To protect the population at large against diseases, public health authorities generally aim to immunize 90 to 95 per cent of the population. To the dismay of the authorities, however, one segment of the population is surprisingly resistant to getting the flu and other vaccines recommended for them -- doctors, nurses and others working in the health care sector.
Public health authorities have good reason to want health care workers vaccinated -- they believe the vaccines will keep workers healthy, helping to protect patients while also saving the health care system money through fewer sick days. No less important, when highly knowledgeable people in the health care field balk at getting vaccines, they belie the common claim that only the misguided or misinformed question mass inoculation programs. As explained by Saskatchewan Health Minister Dustin Duncan, "It makes it harder for health officials, it makes it harder for me as the health minister to encourage people to get their vaccinations when they only see half of health care workers getting them."

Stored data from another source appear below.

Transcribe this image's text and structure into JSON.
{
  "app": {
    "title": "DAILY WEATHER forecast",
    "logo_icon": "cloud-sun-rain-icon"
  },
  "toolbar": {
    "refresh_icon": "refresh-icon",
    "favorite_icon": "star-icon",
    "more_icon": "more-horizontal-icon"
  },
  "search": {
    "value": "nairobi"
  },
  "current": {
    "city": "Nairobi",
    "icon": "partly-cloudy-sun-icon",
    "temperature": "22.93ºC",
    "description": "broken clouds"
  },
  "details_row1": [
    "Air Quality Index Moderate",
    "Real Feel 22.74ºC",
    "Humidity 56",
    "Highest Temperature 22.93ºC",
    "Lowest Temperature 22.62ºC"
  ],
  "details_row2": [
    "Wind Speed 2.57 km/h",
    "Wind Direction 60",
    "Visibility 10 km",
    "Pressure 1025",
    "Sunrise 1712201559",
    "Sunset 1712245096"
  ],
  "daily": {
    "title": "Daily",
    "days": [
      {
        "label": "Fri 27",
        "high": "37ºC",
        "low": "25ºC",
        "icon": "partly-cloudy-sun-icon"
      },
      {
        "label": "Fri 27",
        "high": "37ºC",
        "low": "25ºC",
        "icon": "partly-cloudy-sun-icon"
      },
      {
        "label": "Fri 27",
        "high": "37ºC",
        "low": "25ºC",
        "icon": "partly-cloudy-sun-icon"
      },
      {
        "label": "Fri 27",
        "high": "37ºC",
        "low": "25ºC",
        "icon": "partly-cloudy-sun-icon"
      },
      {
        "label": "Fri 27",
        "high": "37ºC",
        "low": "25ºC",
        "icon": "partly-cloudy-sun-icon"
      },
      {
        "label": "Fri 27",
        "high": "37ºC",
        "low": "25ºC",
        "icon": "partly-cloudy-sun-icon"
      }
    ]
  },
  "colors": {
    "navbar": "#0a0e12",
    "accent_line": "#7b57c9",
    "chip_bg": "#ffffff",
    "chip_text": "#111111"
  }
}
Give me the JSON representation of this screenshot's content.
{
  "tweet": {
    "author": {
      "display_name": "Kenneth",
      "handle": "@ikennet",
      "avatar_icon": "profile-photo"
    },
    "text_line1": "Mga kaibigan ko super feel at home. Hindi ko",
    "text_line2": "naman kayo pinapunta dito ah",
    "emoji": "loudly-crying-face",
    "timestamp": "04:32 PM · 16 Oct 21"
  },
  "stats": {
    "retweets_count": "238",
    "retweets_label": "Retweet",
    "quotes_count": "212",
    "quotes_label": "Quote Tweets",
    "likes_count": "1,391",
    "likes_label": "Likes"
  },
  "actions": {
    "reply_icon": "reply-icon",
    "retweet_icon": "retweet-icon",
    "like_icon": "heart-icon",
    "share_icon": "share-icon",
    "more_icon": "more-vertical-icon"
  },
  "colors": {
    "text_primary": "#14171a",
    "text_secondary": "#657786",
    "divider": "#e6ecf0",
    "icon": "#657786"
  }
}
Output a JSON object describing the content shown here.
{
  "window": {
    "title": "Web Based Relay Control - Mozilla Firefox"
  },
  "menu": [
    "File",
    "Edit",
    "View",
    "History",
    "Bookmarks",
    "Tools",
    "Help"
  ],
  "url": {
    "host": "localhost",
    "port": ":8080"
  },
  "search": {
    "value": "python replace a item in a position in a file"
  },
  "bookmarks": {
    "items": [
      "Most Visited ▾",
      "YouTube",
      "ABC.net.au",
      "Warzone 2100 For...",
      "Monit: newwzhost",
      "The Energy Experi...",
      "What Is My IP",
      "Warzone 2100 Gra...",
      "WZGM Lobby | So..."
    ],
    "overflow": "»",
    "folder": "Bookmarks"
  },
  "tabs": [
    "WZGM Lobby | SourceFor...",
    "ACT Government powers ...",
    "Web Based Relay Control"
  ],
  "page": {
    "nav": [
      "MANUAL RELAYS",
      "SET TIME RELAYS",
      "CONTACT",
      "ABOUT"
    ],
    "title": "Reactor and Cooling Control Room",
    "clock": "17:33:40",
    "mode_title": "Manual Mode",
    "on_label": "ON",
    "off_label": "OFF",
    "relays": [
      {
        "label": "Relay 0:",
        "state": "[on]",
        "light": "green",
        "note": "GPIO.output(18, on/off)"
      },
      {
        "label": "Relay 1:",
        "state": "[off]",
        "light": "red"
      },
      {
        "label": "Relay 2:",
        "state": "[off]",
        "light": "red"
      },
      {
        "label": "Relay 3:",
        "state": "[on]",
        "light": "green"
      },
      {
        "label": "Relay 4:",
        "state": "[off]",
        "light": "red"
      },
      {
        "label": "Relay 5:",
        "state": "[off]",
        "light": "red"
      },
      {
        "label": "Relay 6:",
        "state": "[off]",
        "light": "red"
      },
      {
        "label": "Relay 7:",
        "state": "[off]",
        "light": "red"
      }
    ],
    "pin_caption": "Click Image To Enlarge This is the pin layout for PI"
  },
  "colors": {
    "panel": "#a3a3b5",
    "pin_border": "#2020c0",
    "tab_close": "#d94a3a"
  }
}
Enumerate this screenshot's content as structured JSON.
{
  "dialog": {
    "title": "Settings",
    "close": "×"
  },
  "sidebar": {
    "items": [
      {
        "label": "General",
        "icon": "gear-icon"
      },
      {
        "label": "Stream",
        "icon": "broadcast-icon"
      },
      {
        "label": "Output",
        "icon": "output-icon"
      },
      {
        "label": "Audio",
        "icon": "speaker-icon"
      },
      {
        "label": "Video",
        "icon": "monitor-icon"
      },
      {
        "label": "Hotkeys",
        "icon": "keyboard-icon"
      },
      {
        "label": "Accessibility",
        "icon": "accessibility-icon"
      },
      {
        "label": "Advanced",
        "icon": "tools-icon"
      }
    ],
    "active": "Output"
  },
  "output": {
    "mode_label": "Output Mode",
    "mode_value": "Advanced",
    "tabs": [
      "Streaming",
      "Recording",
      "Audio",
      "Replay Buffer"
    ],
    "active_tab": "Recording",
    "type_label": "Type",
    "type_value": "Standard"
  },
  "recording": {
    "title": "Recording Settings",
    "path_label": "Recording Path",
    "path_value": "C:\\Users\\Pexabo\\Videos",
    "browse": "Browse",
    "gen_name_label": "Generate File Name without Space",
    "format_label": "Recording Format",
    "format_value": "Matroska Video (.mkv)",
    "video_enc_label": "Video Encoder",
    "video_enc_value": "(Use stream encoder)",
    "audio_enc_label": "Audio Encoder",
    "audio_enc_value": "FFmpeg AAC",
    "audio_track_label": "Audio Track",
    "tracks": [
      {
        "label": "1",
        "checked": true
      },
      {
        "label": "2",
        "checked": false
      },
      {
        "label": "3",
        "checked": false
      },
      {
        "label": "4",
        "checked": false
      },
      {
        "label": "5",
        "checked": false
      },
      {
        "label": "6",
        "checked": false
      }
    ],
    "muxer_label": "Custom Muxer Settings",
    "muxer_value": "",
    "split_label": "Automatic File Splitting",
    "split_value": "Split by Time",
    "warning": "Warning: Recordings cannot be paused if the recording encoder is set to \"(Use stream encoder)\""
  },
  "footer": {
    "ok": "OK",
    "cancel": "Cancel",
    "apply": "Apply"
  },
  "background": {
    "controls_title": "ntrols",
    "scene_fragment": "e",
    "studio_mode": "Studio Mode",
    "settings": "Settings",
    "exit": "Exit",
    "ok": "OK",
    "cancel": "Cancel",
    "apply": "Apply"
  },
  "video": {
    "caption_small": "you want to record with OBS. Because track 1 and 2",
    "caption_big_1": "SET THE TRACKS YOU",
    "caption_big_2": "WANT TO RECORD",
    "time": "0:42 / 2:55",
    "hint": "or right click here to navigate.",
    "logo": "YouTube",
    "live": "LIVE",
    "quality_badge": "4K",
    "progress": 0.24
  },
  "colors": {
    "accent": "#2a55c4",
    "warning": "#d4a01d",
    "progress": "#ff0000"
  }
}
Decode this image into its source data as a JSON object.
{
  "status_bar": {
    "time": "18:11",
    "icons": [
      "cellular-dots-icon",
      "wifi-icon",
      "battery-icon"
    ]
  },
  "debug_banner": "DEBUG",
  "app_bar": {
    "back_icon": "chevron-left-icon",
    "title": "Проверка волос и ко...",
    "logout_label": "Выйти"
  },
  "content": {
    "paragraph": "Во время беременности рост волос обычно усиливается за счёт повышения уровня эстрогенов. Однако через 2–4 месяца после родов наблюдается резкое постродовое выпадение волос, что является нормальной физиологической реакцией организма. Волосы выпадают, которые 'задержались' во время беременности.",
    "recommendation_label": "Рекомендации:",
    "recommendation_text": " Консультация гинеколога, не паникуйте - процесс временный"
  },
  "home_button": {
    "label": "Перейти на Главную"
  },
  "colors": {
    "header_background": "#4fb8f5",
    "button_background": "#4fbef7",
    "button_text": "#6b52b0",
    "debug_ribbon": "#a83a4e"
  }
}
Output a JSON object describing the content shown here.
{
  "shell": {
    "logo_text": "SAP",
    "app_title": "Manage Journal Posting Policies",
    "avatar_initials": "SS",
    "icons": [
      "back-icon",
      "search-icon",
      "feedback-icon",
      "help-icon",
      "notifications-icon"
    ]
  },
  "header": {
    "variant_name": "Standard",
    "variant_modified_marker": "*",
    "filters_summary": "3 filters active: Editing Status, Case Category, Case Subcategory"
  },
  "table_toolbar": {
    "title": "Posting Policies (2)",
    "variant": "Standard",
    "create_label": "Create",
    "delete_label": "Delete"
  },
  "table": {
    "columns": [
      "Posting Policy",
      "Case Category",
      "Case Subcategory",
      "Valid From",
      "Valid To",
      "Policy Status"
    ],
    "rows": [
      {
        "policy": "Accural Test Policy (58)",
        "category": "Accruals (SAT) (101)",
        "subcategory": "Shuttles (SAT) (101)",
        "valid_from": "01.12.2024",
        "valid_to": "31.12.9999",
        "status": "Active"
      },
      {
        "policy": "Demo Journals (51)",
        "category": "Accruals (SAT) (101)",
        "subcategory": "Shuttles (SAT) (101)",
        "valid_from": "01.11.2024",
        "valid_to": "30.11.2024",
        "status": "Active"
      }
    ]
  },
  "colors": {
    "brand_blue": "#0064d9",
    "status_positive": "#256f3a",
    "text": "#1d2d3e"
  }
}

Officialdom's failure to convince its own health care workers to follow its vaccination policy spans much of the Western world. In the UK, only 46 per cent of health care workers -- slightly less for doctors (45 per cent) and nurses (41 per cent) -- are vaccinated for the flu, despite concerted government efforts according to Public Health England. This startling failure is similar to that seen in Canadian jurisdictions for health care workers today, and those seen in the recent past in the U.S.
Public health officials in the U.S., though, have had success in the last five years by increasing pressure on health care workers, sometimes through laws mandating their vaccination, more often by making vaccines a requirement of employment. According to a Centers for Disease Control Internet survey, when employers remain neutral on vaccinations only 44% of health care workers get vaccinated. That figure rises to 70 per cent when the employer recommends it and 89 per cent when the employer requires it.
Now Canada may follow the U.S. lead in twisting the arms of its health care workers. Officials in Saskatchewan will consider mandatory measures next year if inoculation rates don't improve. British Columbia actually began mandatory measures last month, despite vehement opposition from various unions representing, among others, BC nurses, pharmacists and psychologists. In Alberta, where unvaccinated nurses have been told they may be sent home without pay during flu outbreaks, the government has promised to consider stronger medicine still if inoculation rates, currently at 40% to 50% for doctors, nurses and other health workers, don't improve.
Unvaccinated workers are also subject to psychological pressure. As of this month, Alberta's health ministry will be publicizing the vaccination rates of health workers at various facilities, a move whose "intent appears to be to shame or publicly embarrass workers into rolling up their sleeves," the Edmonton Journal states in an article decrying "quack pseudo-science [that insists] the flu vaccine is dangerous or ineffective, a Big Pharma conspiracy." Such strong medicine is necessary because when "health workers refuse vaccination, it feeds the paranoia, suggesting immunization must be dangerous after all."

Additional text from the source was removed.